When my parents separated, my mother displayed absolute coldness towards my father. Almost like he no longer existed. It was quite bizarre. She never spoke about him except in a very disparaging manner. To me, the message was clear: I did not have a father, so you will not have a father. After all, as M. Scott Peck explains so succinctly, “Their guiding motive is to feel good about themselves at all costs, at all times.” [See last post.] Presuming that my mother had a lot of pain around growing up fatherless [which given the evidence seems obvious] it followed that she could not feel good about herself if I – an extension of her – had a relationship with my father. If I was different from her, I could not be an extension and might – horrors! – even turn out to be a mirror. The only option was for her to exterminate the evidence.

One way to do that was to remove herself, and me, from an environment that she could not control. Until the time we left Iceland, I was in constant rebellion against my mother. It was absolutely exhausting. After all, I wanted and needed to be with my father’s side of the family, yet I felt that in doing so I was betraying her in the worst possible way. When she announced that we would be moving to Canada I threw a tantrum. I would not go. Her trump card, of course, was the dog I so coveted.

Once I started trying to work out the puzzle of my life [not like I had option – it was that or the psychiatric ward] years later, my mother grew very distant. I was around eighteen at the time, had moved away, and was struggling with depression. It made her nervous. Until then, she had never talked about wanting to have more children. At that point, she became pregnant again. With one extension gone, my mother needed another.

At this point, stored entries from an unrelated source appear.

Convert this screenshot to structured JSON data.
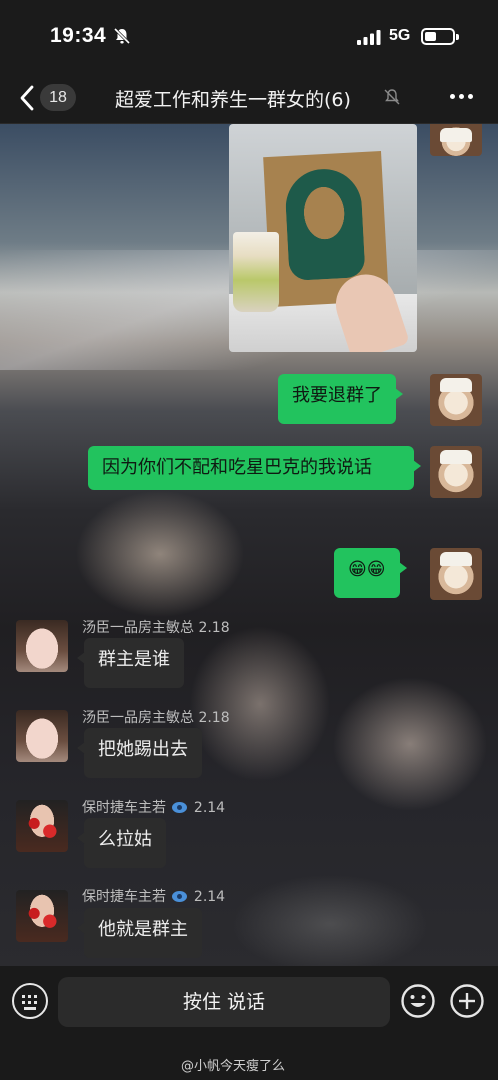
{
  "status_bar": {
    "time": "19:34",
    "network": "5G"
  },
  "nav": {
    "back_count": "18",
    "title": "超爱工作和养生一群女的(6)"
  },
  "messages": [
    {
      "type": "image",
      "from": "me"
    },
    {
      "type": "text",
      "from": "me",
      "text": "我要退群了"
    },
    {
      "type": "text",
      "from": "me",
      "text": "因为你们不配和吃星巴克的我说话"
    },
    {
      "type": "text",
      "from": "me",
      "text": "😁😁"
    },
    {
      "type": "text",
      "from": "other",
      "sender": "汤臣一品房主敏总 2.18",
      "text": "群主是谁"
    },
    {
      "type": "text",
      "from": "other",
      "sender": "汤臣一品房主敏总 2.18",
      "text": "把她踢出去"
    },
    {
      "type": "text",
      "from": "other",
      "sender_name": "保时捷车主若",
      "sender_suffix": "2.14",
      "text": "么拉姑"
    },
    {
      "type": "text",
      "from": "other",
      "sender_name": "保时捷车主若",
      "sender_suffix": "2.14",
      "text": "他就是群主"
    }
  ],
  "input_bar": {
    "hold_to_talk_label": "按住 说话"
  },
  "watermark": {
    "text": "@小帆今天瘦了么"
  },
  "colors": {
    "sent_bubble": "#22c35e",
    "received_bubble": "#2c2c2c",
    "bar_background": "#1b1b1b"
  },
  "icons": [
    "bell-off-icon",
    "signal-icon",
    "battery-icon",
    "back-icon",
    "mute-icon",
    "more-icon",
    "keyboard-icon",
    "emoji-icon",
    "plus-icon",
    "weibo-logo-icon"
  ]
}
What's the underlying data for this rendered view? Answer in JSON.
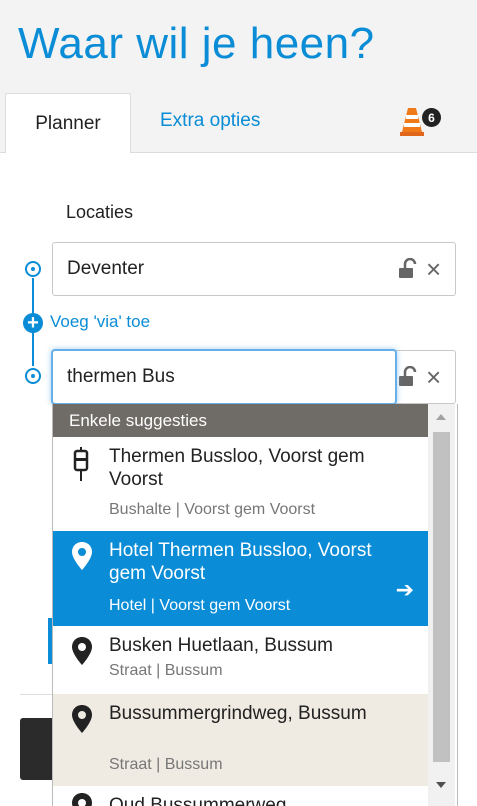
{
  "header": {
    "title": "Waar wil je heen?"
  },
  "tabs": {
    "planner": "Planner",
    "extra": "Extra opties",
    "notification_count": "6"
  },
  "form": {
    "locations_label": "Locaties",
    "from": {
      "value": "Deventer"
    },
    "add_via": "Voeg 'via' toe",
    "to": {
      "value": "thermen Bus"
    }
  },
  "suggestions": {
    "header": "Enkele suggesties",
    "items": [
      {
        "title": "Thermen Bussloo, Voorst gem Voorst",
        "subtitle": "Bushalte | Voorst gem Voorst",
        "icon": "bus-stop-icon"
      },
      {
        "title": "Hotel Thermen Bussloo, Voorst gem Voorst",
        "subtitle": "Hotel | Voorst gem Voorst",
        "icon": "map-pin-icon"
      },
      {
        "title": "Busken Huetlaan, Bussum",
        "subtitle": "Straat | Bussum",
        "icon": "map-pin-icon"
      },
      {
        "title": "Bussummergrindweg, Bussum",
        "subtitle": "Straat | Bussum",
        "icon": "map-pin-icon"
      },
      {
        "title": "Oud Bussummerweg",
        "subtitle": "",
        "icon": "map-pin-icon"
      }
    ]
  },
  "colors": {
    "brand": "#0a8cd6",
    "suggestion_header": "#6f6c67",
    "hover_row": "#efeae2"
  }
}
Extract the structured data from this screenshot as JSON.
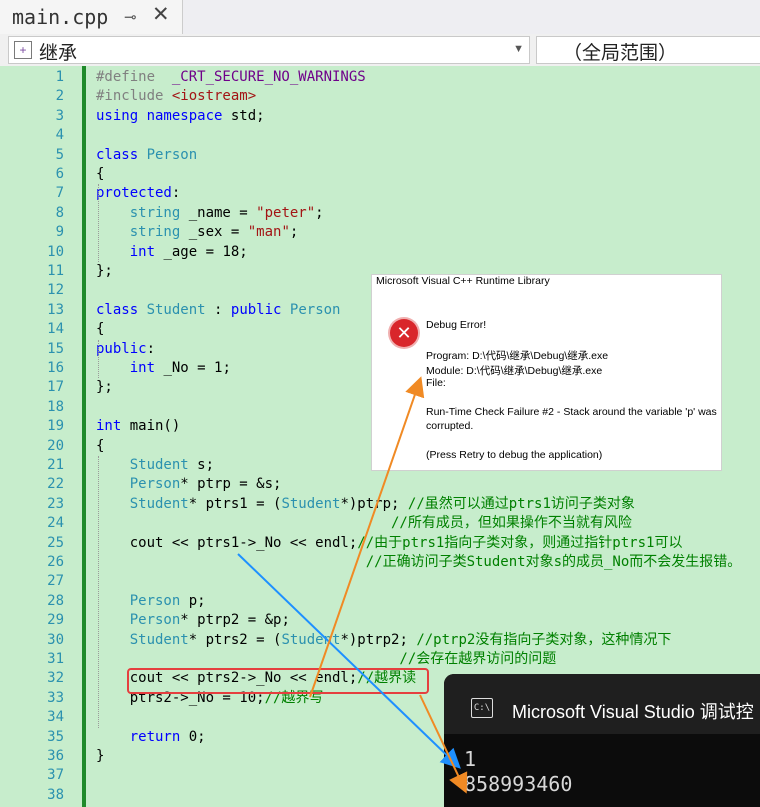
{
  "tab": {
    "title": "main.cpp",
    "pin_icon": "pin-icon",
    "close_icon": "close-icon"
  },
  "navbar": {
    "scope_label": "继承",
    "scope_icon": "class-scope-icon",
    "member_label": "（全局范围）"
  },
  "editor": {
    "line_numbers": [
      "1",
      "2",
      "3",
      "4",
      "5",
      "6",
      "7",
      "8",
      "9",
      "10",
      "11",
      "12",
      "13",
      "14",
      "15",
      "16",
      "17",
      "18",
      "19",
      "20",
      "21",
      "22",
      "23",
      "24",
      "25",
      "26",
      "27",
      "28",
      "29",
      "30",
      "31",
      "32",
      "33",
      "34",
      "35",
      "36",
      "37",
      "38"
    ],
    "lines": [
      [
        {
          "t": "#define  ",
          "c": "pp"
        },
        {
          "t": "_CRT_SECURE_NO_WARNINGS",
          "c": "mac"
        }
      ],
      [
        {
          "t": "#include ",
          "c": "pp"
        },
        {
          "t": "<iostream>",
          "c": "st"
        }
      ],
      [
        {
          "t": "using namespace ",
          "c": "kw"
        },
        {
          "t": "std;",
          "c": ""
        }
      ],
      [],
      [
        {
          "t": "class ",
          "c": "kw"
        },
        {
          "t": "Person",
          "c": "ty"
        }
      ],
      [
        {
          "t": "{",
          "c": ""
        }
      ],
      [
        {
          "t": "protected",
          "c": "kw"
        },
        {
          "t": ":",
          "c": ""
        }
      ],
      [
        {
          "t": "    string ",
          "c": "ty"
        },
        {
          "t": "_name = ",
          "c": ""
        },
        {
          "t": "\"peter\"",
          "c": "st"
        },
        {
          "t": ";",
          "c": ""
        }
      ],
      [
        {
          "t": "    string ",
          "c": "ty"
        },
        {
          "t": "_sex = ",
          "c": ""
        },
        {
          "t": "\"man\"",
          "c": "st"
        },
        {
          "t": ";",
          "c": ""
        }
      ],
      [
        {
          "t": "    int ",
          "c": "kw"
        },
        {
          "t": "_age = 18;",
          "c": ""
        }
      ],
      [
        {
          "t": "};",
          "c": ""
        }
      ],
      [],
      [
        {
          "t": "class ",
          "c": "kw"
        },
        {
          "t": "Student",
          "c": "ty"
        },
        {
          "t": " : ",
          "c": ""
        },
        {
          "t": "public ",
          "c": "kw"
        },
        {
          "t": "Person",
          "c": "ty"
        }
      ],
      [
        {
          "t": "{",
          "c": ""
        }
      ],
      [
        {
          "t": "public",
          "c": "kw"
        },
        {
          "t": ":",
          "c": ""
        }
      ],
      [
        {
          "t": "    int ",
          "c": "kw"
        },
        {
          "t": "_No = 1;",
          "c": ""
        }
      ],
      [
        {
          "t": "};",
          "c": ""
        }
      ],
      [],
      [
        {
          "t": "int ",
          "c": "kw"
        },
        {
          "t": "main()",
          "c": ""
        }
      ],
      [
        {
          "t": "{",
          "c": ""
        }
      ],
      [
        {
          "t": "    Student ",
          "c": "ty"
        },
        {
          "t": "s;",
          "c": ""
        }
      ],
      [
        {
          "t": "    Person",
          "c": "ty"
        },
        {
          "t": "* ptrp = &s;",
          "c": ""
        }
      ],
      [
        {
          "t": "    Student",
          "c": "ty"
        },
        {
          "t": "* ptrs1 = (",
          "c": ""
        },
        {
          "t": "Student",
          "c": "ty"
        },
        {
          "t": "*)ptrp; ",
          "c": ""
        },
        {
          "t": "//虽然可以通过ptrs1访问子类对象",
          "c": "cm"
        }
      ],
      [
        {
          "t": "                                   //所有成员，但如果操作不当就有风险",
          "c": "cm"
        }
      ],
      [
        {
          "t": "    cout << ptrs1->_No << endl;",
          "c": ""
        },
        {
          "t": "//由于ptrs1指向子类对象，则通过指针ptrs1可以",
          "c": "cm"
        }
      ],
      [
        {
          "t": "                                //正确访问子类Student对象s的成员_No而不会发生报错。",
          "c": "cm"
        }
      ],
      [],
      [
        {
          "t": "    Person ",
          "c": "ty"
        },
        {
          "t": "p;",
          "c": ""
        }
      ],
      [
        {
          "t": "    Person",
          "c": "ty"
        },
        {
          "t": "* ptrp2 = &p;",
          "c": ""
        }
      ],
      [
        {
          "t": "    Student",
          "c": "ty"
        },
        {
          "t": "* ptrs2 = (",
          "c": ""
        },
        {
          "t": "Student",
          "c": "ty"
        },
        {
          "t": "*)ptrp2; ",
          "c": ""
        },
        {
          "t": "//ptrp2没有指向子类对象，这种情况下",
          "c": "cm"
        }
      ],
      [
        {
          "t": "                                    //会存在越界访问的问题",
          "c": "cm"
        }
      ],
      [
        {
          "t": "    cout << ptrs2->_No << endl;",
          "c": ""
        },
        {
          "t": "//越界读",
          "c": "cm"
        }
      ],
      [
        {
          "t": "    ptrs2->_No = 10;",
          "c": ""
        },
        {
          "t": "//越界写",
          "c": "cm"
        }
      ],
      [],
      [
        {
          "t": "    return ",
          "c": "kw"
        },
        {
          "t": "0;",
          "c": ""
        }
      ],
      [
        {
          "t": "}",
          "c": ""
        }
      ],
      [],
      []
    ]
  },
  "dialog": {
    "title": "Microsoft Visual C++ Runtime Library",
    "icon": "error-icon",
    "heading": "Debug Error!",
    "program": "Program: D:\\代码\\继承\\Debug\\继承.exe",
    "module": "Module: D:\\代码\\继承\\Debug\\继承.exe",
    "file": "File:",
    "message_line1": "Run-Time Check Failure #2 - Stack around the variable 'p' was",
    "message_line2": "corrupted.",
    "hint": "(Press Retry to debug the application)"
  },
  "console": {
    "title": "Microsoft Visual Studio 调试控",
    "icon_label": "C:\\",
    "output": [
      "1",
      "858993460"
    ]
  },
  "annotation": {
    "box_color": "#e53f3f",
    "arrow_blue": "#1e90ff",
    "arrow_orange": "#f08a24"
  }
}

Significantly, that child grew up to hate her father. She and my mother formed an alliance against him. At the time of my mother’s death, she had for all intents and purposes separated from her husband, and had built an extension onto their house in which she lived with my half-sister. It was very very sick. As far as I know, my half-sister never questioned this dark alliance, nor saw it as unhealthy in any way. Granted, her father is an extremely sick man – which I believe is precisely why my mother had not divorced him. After all, if someone is there sicker than you are, you can deflect the attention and continue to feel good about yourself – at all costs.

I realize that these posts may shock some people. People may wonder how I dare speak of these things. Two things: I am very angry, and I have nothing to hide. The secrets we keep make us sicker. I resolved to stop being sick a long time ago.

Of course, my mother was not all bad. She had her good points, she did many things well, and she taught me some useful lessons. And as you will remember from this post, she handsomely rewarded my half-sister’s loyalties. Whereas I, the traitor, was dismissed.

WEATHER: Stormy. [Yes, really.] Nice and mild, though, 7°C, and sunrise was at 07.54, sunset at 19.22.